TT Epaper
The Telegraph
Graphiti
 
CIMA Gallary

Dairy project to reform rebels

Hazaribagh, Aug. 5: Twenty-four inmates, including 18 Maoists who shunned the path of bloodshed, lodged at Hazaribagh open jail-cum-rehabilitation centre will now milk cows to earn a living and return to the mainstream.

The state has initiated a dairy project to reform prisoners and help them develop new skills during their stay in the open prison, situated near the Lok Nayak Jai Prakash Narayan Central Jail.

District dairy development officer Rampravesh Prasad Nirala said a total of Rs 90 lakh had been sanctioned for the purpose. “To start with, we will purchase 50 cows and train prisoners to milk them. The milk thus produced will be sold in open market and the earnings will be reinvested to maintain and develop the business,” he added.

The open jail — built at the cost of Rs 3 crore and spread over 50 acres — was inaugurated by chief minister Hemant Soren in November last year. With 96 cottages to house 100 prisoners, the facility was developed to provide surrendered Maoists an opportunity to lead a normal life with their families. Also, prisoners who were arrested for their involvement in minor crimes are given a chance to live here. Currently, only 24 prisoners, who have been shifted from different jails of the state, are living in the open prison with their families.

According to Nirala, the dairy project was the first big step so far to help undertrial rebels live with dignity and come out of the shadow of their bloody past.

Elaborating on the plan, the district dairy development officer said two cattle-sheds and a godown would be constructed and three high-mast lights would be installed for the purpose. Apart from techniques of milking, the prisoners will also be given tips on how to take care of cows. “Officials of the district dairy development department will teach them how to take good care of cows and how to identify symptoms of diseases that they get infected with frequently. The district veterinary officer will visit the campus regularly to check the health of cows,” Nirala said.

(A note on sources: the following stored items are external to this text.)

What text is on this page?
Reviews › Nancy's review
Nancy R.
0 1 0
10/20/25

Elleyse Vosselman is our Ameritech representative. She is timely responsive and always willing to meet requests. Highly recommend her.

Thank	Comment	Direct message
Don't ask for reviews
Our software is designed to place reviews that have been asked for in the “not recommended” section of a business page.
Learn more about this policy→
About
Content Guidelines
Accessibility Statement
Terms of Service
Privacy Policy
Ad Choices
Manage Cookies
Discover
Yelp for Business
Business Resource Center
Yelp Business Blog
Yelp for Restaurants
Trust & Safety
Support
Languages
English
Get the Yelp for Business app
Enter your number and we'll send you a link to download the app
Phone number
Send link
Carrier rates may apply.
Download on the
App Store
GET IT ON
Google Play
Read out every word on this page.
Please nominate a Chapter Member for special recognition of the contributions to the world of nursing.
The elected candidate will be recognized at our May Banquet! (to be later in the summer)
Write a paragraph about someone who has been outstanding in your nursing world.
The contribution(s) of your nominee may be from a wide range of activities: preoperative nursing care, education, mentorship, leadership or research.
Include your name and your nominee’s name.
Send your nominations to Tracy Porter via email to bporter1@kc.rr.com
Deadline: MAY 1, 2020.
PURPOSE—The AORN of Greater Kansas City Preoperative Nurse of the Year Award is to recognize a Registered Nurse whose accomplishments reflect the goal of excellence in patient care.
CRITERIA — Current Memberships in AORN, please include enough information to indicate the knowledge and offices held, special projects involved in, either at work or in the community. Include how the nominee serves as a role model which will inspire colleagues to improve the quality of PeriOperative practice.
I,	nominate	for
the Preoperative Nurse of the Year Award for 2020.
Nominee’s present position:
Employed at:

According to Nirala, the prisoners will be trained in such a way that they can take up this business on their own when they come out of the jail and sustain their families.

Moreover, a special committee will be formed for monitoring the project, which will be launched in a few weeks.

Officials from the dairy development and animal husbandry departments, district administration and jail will be members of the committee that will have the power to take all decisions related to this project.